Emmanuel Macron et Brice Clotaire Oligui Nguema, lors du 19e Sommet de la Francophonie, à Villers-Cotterêts, le 4 octobre 2024. © Ludovic Marin/AFP
À force de perdre des pays africains comme on perd des stylos à l’Élysée, Emmanuel Macron semble avoir trouvé une idée lumineuse : réinventer l’Afrique… en commençant par un retour express au Gabon. Une escale symbolique dans sa tournée continentale, prévue ce dimanche, pour prouver que la France n’a pas encore déserté toute la table, même si plusieurs convives ont déjà claqué la porte.
L’Élysée explique, avec son traditionnel lyrisme diplomatique, que « l’objectif est d’impulser des dynamiques et de valoriser le renouvellement de notre relation avec l’Afrique ». Traduction en langage non-palatin : « on a perdu le Sahel, attention à ne pas perdre le reste ».
Macron, VRP de la relation franco-africaine relookée
Depuis que le Mali, le Burkina et le Niger ont raccroché à Paris avant même de laisser sonner trois fois, le président français tente une nouvelle stratégie : sourire, serrer des mains, promettre des partenariats « modernes », surtout ne plus prononcer le mot “Françafrique” devenu à Paris aussi tabou que le mot “défaite”.
Le Gabon, lui, se retrouve malgré lui sur la liste des ultimes investisseurs potentiels de la relation franco-africaine nouvelle version. Une sorte de Françafrique 2.0, repeinte aux couleurs de la jeunesse, de la mémoire, de l’économie et du « partenariat d’égal à égal » expression magique qui, depuis dix ans, n’a encore réussi à égaliser que la quantité de sourires officiels.
Libreville, thérapie diplomatique ou séance de rattrapage ? Pour Emmanuel Macron, passer par Libreville, c’est un peu comme voir son dernier dentiste encore prêt à recevoir un patient. Les anciennes bases militaires ferment ailleurs ? Ici, au moins, on écoute encore. Les accords tombent en désuétude ? Pas grave, on en signera d’autres.
Les opinions publiques africaines sont chauffées à blanc contre Paris ? Une bonne poignée de main et quelques phrases sur la jeunesse devraient faire oublier les décennies de face-à-face crispé. Le président français veut « impulser des dynamiques ». C’est à croire que, vu de l’Élysée, l’Afrique manque d’énergie alors que c’est surtout la diplomatie française qui souffre d’essoufflement.
Macron, le grand réparateur après le naufrage
Soyons honnêtes : si le Gabon figure au programme, ce n’est pas seulement par amour du nkoumou ou nostalgie du boulevard Triomphal.

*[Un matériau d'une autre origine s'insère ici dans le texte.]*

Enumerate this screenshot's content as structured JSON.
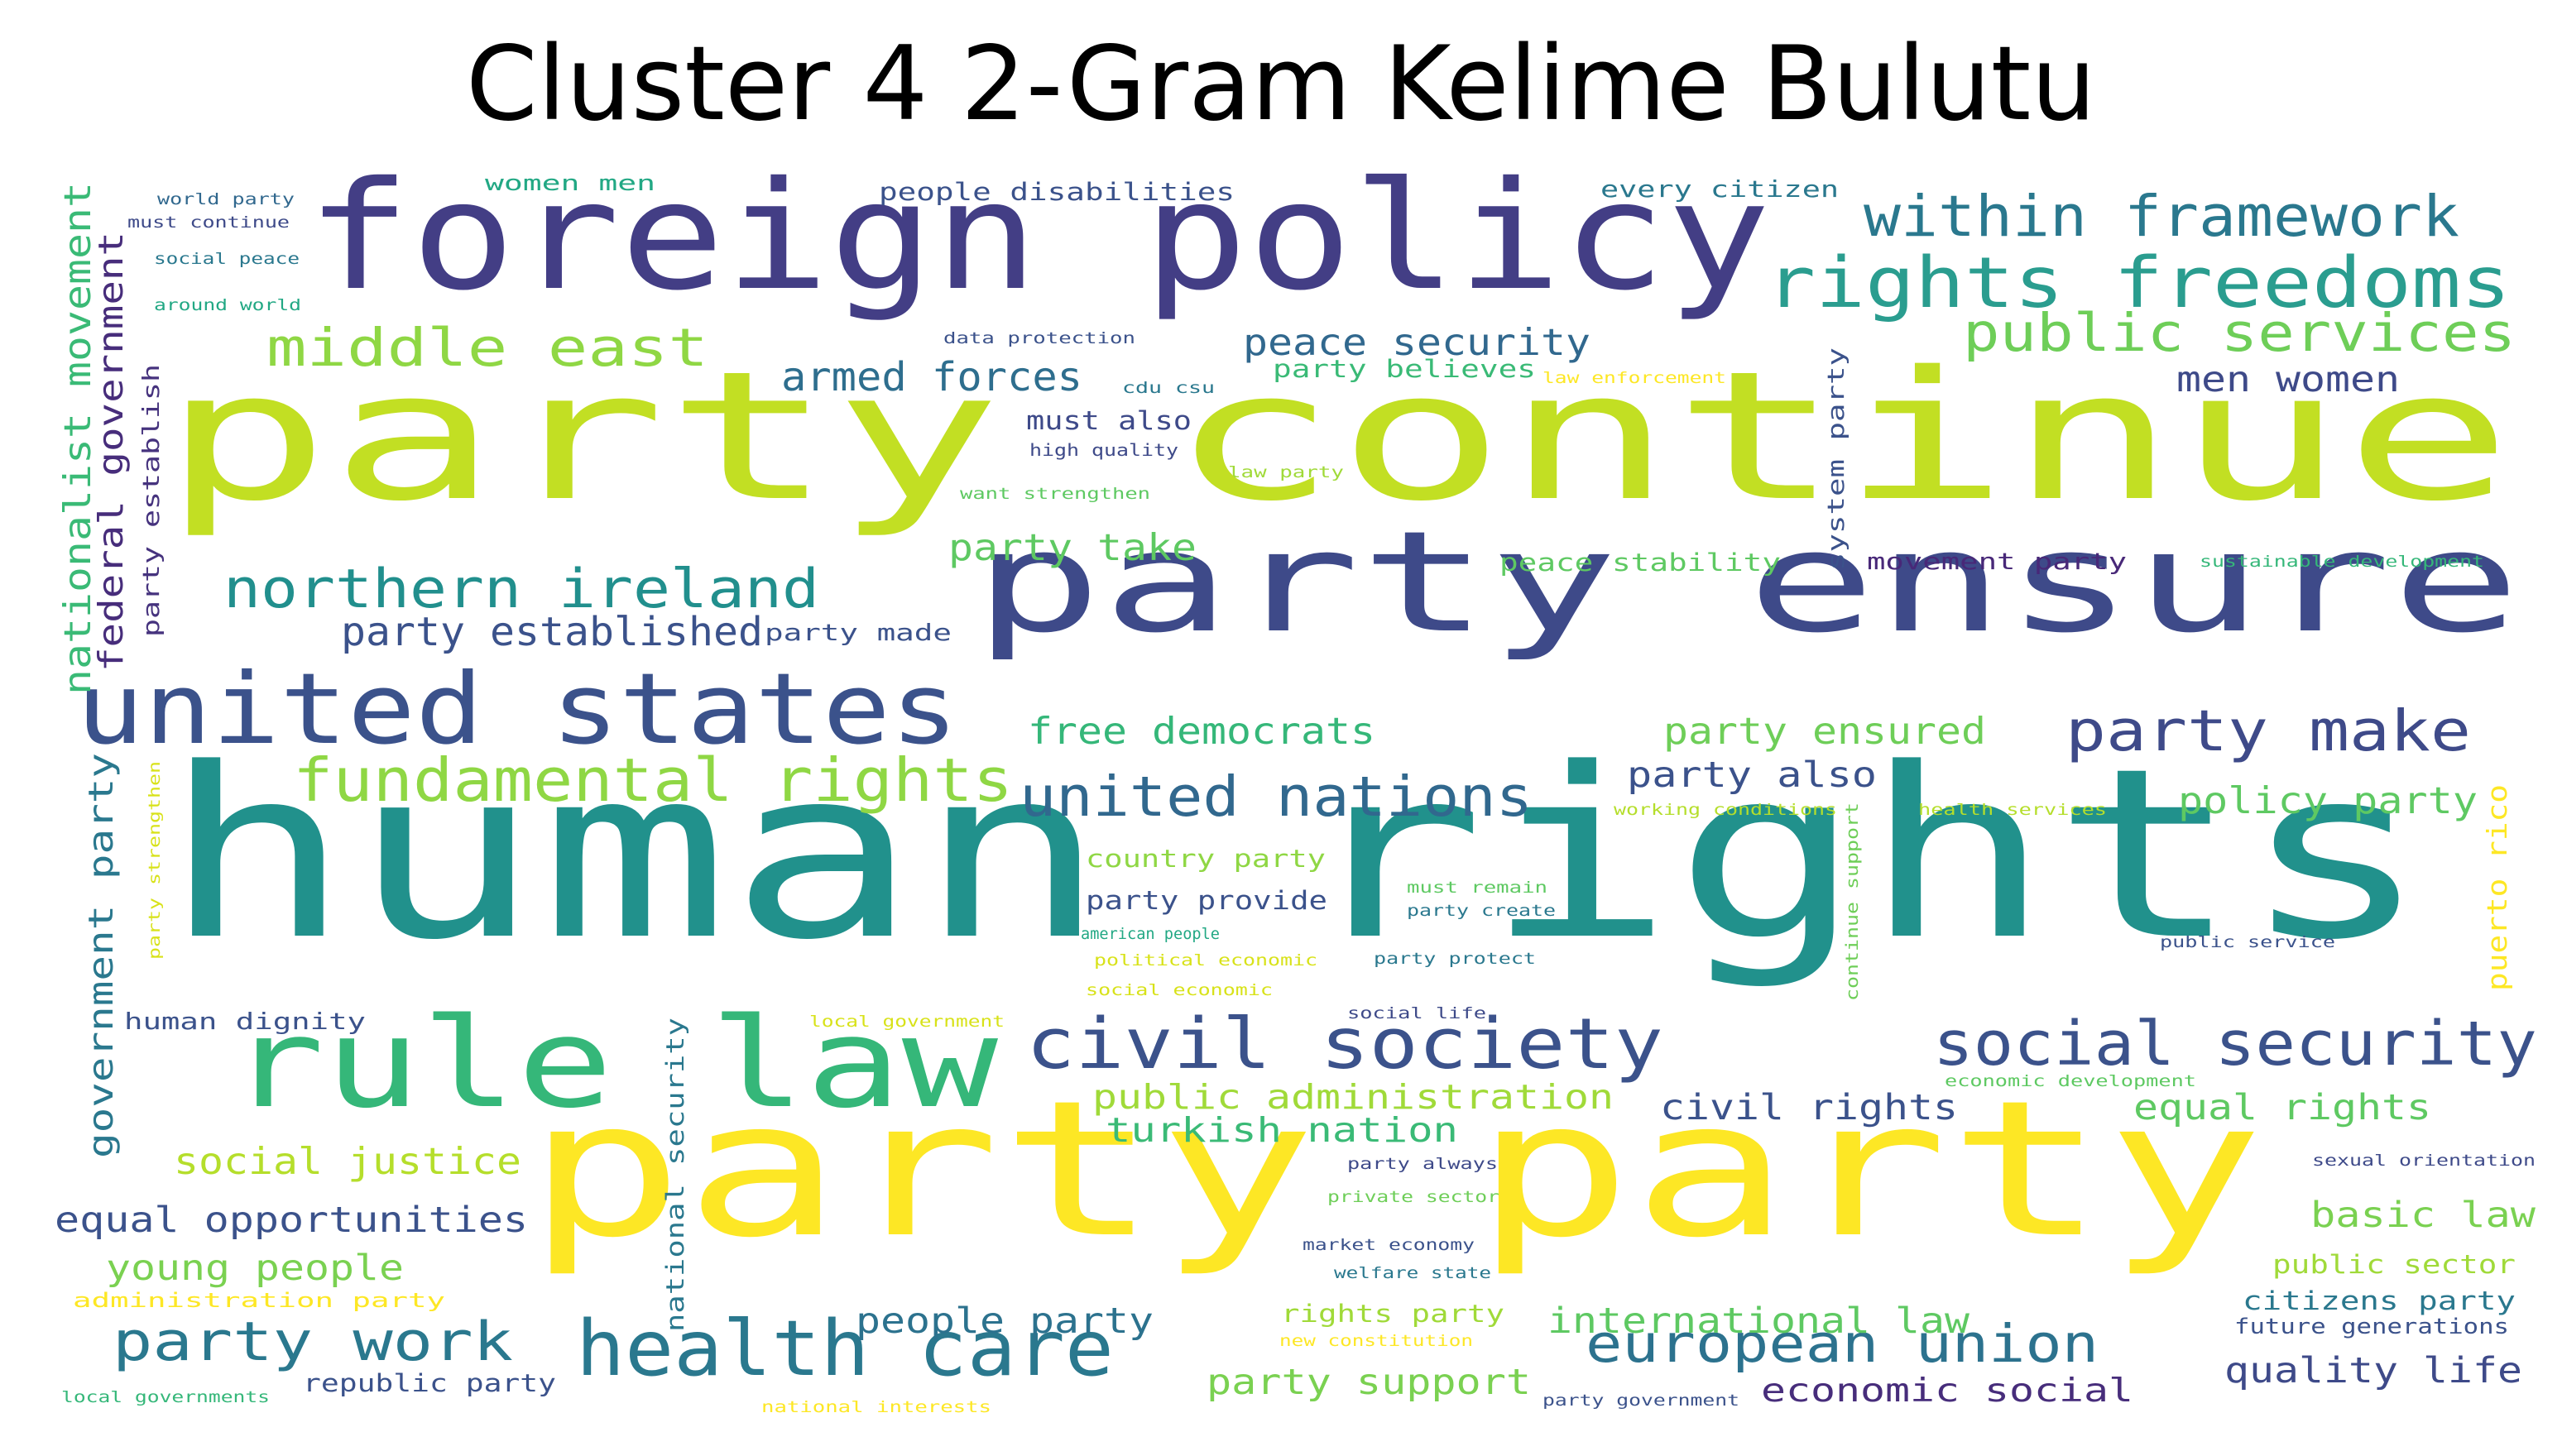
{
  "title": "Cluster 4 2-Gram Kelime Bulutu",
  "palette": {
    "background": "#ffffff",
    "title": "#000000"
  },
  "words": [
    {
      "text": "human rights",
      "color": "#21918c",
      "vertical": false
    },
    {
      "text": "party continue",
      "color": "#c2df23",
      "vertical": false
    },
    {
      "text": "party party",
      "color": "#fde725",
      "vertical": false
    },
    {
      "text": "party ensure",
      "color": "#3e4a89",
      "vertical": false
    },
    {
      "text": "foreign policy",
      "color": "#433e85",
      "vertical": false
    },
    {
      "text": "united states",
      "color": "#3b528b",
      "vertical": false
    },
    {
      "text": "rule law",
      "color": "#35b779",
      "vertical": false
    },
    {
      "text": "health care",
      "color": "#2a788e",
      "vertical": false
    },
    {
      "text": "civil society",
      "color": "#3b528b",
      "vertical": false
    },
    {
      "text": "social security",
      "color": "#3b528b",
      "vertical": false
    },
    {
      "text": "rights freedoms",
      "color": "#2a9d8f",
      "vertical": false
    },
    {
      "text": "within framework",
      "color": "#2a788e",
      "vertical": false
    },
    {
      "text": "northern ireland",
      "color": "#218f8d",
      "vertical": false
    },
    {
      "text": "fundamental rights",
      "color": "#8fd744",
      "vertical": false
    },
    {
      "text": "united nations",
      "color": "#31688e",
      "vertical": false
    },
    {
      "text": "party make",
      "color": "#3e4a89",
      "vertical": false
    },
    {
      "text": "european union",
      "color": "#2c728e",
      "vertical": false
    },
    {
      "text": "middle east",
      "color": "#8fd744",
      "vertical": false
    },
    {
      "text": "public services",
      "color": "#6ece58",
      "vertical": false
    },
    {
      "text": "party work",
      "color": "#2a788e",
      "vertical": false
    },
    {
      "text": "party establish",
      "color": "#46337e",
      "vertical": true
    },
    {
      "text": "federal government",
      "color": "#472d7b",
      "vertical": true
    },
    {
      "text": "nationalist movement",
      "color": "#3aba76",
      "vertical": true
    },
    {
      "text": "government party",
      "color": "#2a788e",
      "vertical": true
    },
    {
      "text": "armed forces",
      "color": "#2e6e8e",
      "vertical": false
    },
    {
      "text": "peace security",
      "color": "#31688e",
      "vertical": false
    },
    {
      "text": "party established",
      "color": "#3b528b",
      "vertical": false
    },
    {
      "text": "free democrats",
      "color": "#35b779",
      "vertical": false
    },
    {
      "text": "party ensured",
      "color": "#6ece58",
      "vertical": false
    },
    {
      "text": "party also",
      "color": "#3b528b",
      "vertical": false
    },
    {
      "text": "policy party",
      "color": "#5ec962",
      "vertical": false
    },
    {
      "text": "men women",
      "color": "#3e4a89",
      "vertical": false
    },
    {
      "text": "party take",
      "color": "#5ec962",
      "vertical": false
    },
    {
      "text": "public administration",
      "color": "#a0da39",
      "vertical": false
    },
    {
      "text": "turkish nation",
      "color": "#3aba76",
      "vertical": false
    },
    {
      "text": "civil rights",
      "color": "#3b528b",
      "vertical": false
    },
    {
      "text": "equal rights",
      "color": "#5ec962",
      "vertical": false
    },
    {
      "text": "social justice",
      "color": "#b5de2b",
      "vertical": false
    },
    {
      "text": "equal opportunities",
      "color": "#3b528b",
      "vertical": false
    },
    {
      "text": "young people",
      "color": "#7ad151",
      "vertical": false
    },
    {
      "text": "basic law",
      "color": "#7ad151",
      "vertical": false
    },
    {
      "text": "people party",
      "color": "#2c728e",
      "vertical": false
    },
    {
      "text": "international law",
      "color": "#5ec962",
      "vertical": false
    },
    {
      "text": "party support",
      "color": "#7ad151",
      "vertical": false
    },
    {
      "text": "quality life",
      "color": "#3e4a89",
      "vertical": false
    },
    {
      "text": "economic social",
      "color": "#472d7b",
      "vertical": false
    },
    {
      "text": "public sector",
      "color": "#a0da39",
      "vertical": false
    },
    {
      "text": "citizens party",
      "color": "#2a788e",
      "vertical": false
    },
    {
      "text": "future generations",
      "color": "#3b528b",
      "vertical": false
    },
    {
      "text": "republic party",
      "color": "#3b528b",
      "vertical": false
    },
    {
      "text": "must also",
      "color": "#3e4a89",
      "vertical": false
    },
    {
      "text": "party provide",
      "color": "#3b528b",
      "vertical": false
    },
    {
      "text": "country party",
      "color": "#8fd744",
      "vertical": false
    },
    {
      "text": "people disabilities",
      "color": "#3b528b",
      "vertical": false
    },
    {
      "text": "every citizen",
      "color": "#2a788e",
      "vertical": false
    },
    {
      "text": "women men",
      "color": "#22a884",
      "vertical": false
    },
    {
      "text": "peace stability",
      "color": "#5ec962",
      "vertical": false
    },
    {
      "text": "movement party",
      "color": "#482878",
      "vertical": false
    },
    {
      "text": "system party",
      "color": "#3b528b",
      "vertical": true
    },
    {
      "text": "party believes",
      "color": "#3aba76",
      "vertical": false
    },
    {
      "text": "party made",
      "color": "#3b528b",
      "vertical": false
    },
    {
      "text": "human dignity",
      "color": "#3b528b",
      "vertical": false
    },
    {
      "text": "national security",
      "color": "#2a788e",
      "vertical": true
    },
    {
      "text": "puerto rico",
      "color": "#fde725",
      "vertical": true
    },
    {
      "text": "administration party",
      "color": "#fde725",
      "vertical": false
    },
    {
      "text": "world party",
      "color": "#31688e",
      "vertical": false
    },
    {
      "text": "must continue",
      "color": "#3e4a89",
      "vertical": false
    },
    {
      "text": "social peace",
      "color": "#2a788e",
      "vertical": false
    },
    {
      "text": "around world",
      "color": "#22a884",
      "vertical": false
    },
    {
      "text": "data protection",
      "color": "#3b528b",
      "vertical": false
    },
    {
      "text": "cdu csu",
      "color": "#2a788e",
      "vertical": false
    },
    {
      "text": "law enforcement",
      "color": "#fde725",
      "vertical": false
    },
    {
      "text": "high quality",
      "color": "#3e4a89",
      "vertical": false
    },
    {
      "text": "law party",
      "color": "#a0da39",
      "vertical": false
    },
    {
      "text": "want strengthen",
      "color": "#5ec962",
      "vertical": false
    },
    {
      "text": "sustainable development",
      "color": "#35b779",
      "vertical": false
    },
    {
      "text": "working conditions",
      "color": "#b5de2b",
      "vertical": false
    },
    {
      "text": "health services",
      "color": "#b5de2b",
      "vertical": false
    },
    {
      "text": "continue support",
      "color": "#6ece58",
      "vertical": true
    },
    {
      "text": "party strengthen",
      "color": "#d8e219",
      "vertical": true
    },
    {
      "text": "must remain",
      "color": "#5ec962",
      "vertical": false
    },
    {
      "text": "party create",
      "color": "#2a788e",
      "vertical": false
    },
    {
      "text": "american people",
      "color": "#22a884",
      "vertical": false
    },
    {
      "text": "political economic",
      "color": "#d8e219",
      "vertical": false
    },
    {
      "text": "party protect",
      "color": "#2a788e",
      "vertical": false
    },
    {
      "text": "social economic",
      "color": "#d8e219",
      "vertical": false
    },
    {
      "text": "public service",
      "color": "#3b528b",
      "vertical": false
    },
    {
      "text": "social life",
      "color": "#3e4a89",
      "vertical": false
    },
    {
      "text": "local government",
      "color": "#d8e219",
      "vertical": false
    },
    {
      "text": "economic development",
      "color": "#5ec962",
      "vertical": false
    },
    {
      "text": "party always",
      "color": "#3e4a89",
      "vertical": false
    },
    {
      "text": "sexual orientation",
      "color": "#3e4a89",
      "vertical": false
    },
    {
      "text": "private sector",
      "color": "#6ece58",
      "vertical": false
    },
    {
      "text": "market economy",
      "color": "#3b528b",
      "vertical": false
    },
    {
      "text": "welfare state",
      "color": "#2a788e",
      "vertical": false
    },
    {
      "text": "rights party",
      "color": "#a0da39",
      "vertical": false
    },
    {
      "text": "new constitution",
      "color": "#fde725",
      "vertical": false
    },
    {
      "text": "party government",
      "color": "#3b528b",
      "vertical": false
    },
    {
      "text": "local governments",
      "color": "#35b779",
      "vertical": false
    },
    {
      "text": "national interests",
      "color": "#fde725",
      "vertical": false
    }
  ]
}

C’est parce que la France a besoin d’un symbole, d’un terrain où elle n’est pas encore persona non grata, et où elle peut encore prononcer “coopération” sans déclencher une émeute diplomatique.
Macron vient redorer une image internationale devenue terne, entre accords militaires enterrés, partenaires fâchés et influence fondue comme beurre au soleil équatorial. Il lui fallait un pays : pas en colère, pas en rupture, pas en train de brûler son drapeau, pas en train de dénoncer tous les accords depuis 1960. Bref : il lui fallait le Gabon.
Le Canard vous le dit : un tournant, ou un tour de piste ? L’Élysée veut montrer que la France repart à neuf. Le Gabon veut prouver qu’il avance seul. Et les observateurs veulent savoir si cette visite sera un tournant… ou simplement un dernier tour de piste avant que la Françafrique ne ferme définitivement boutique. Une chose est sûre : dimanche, à Libreville, beaucoup parleront d’avenir… mais chacun pensera à son passé.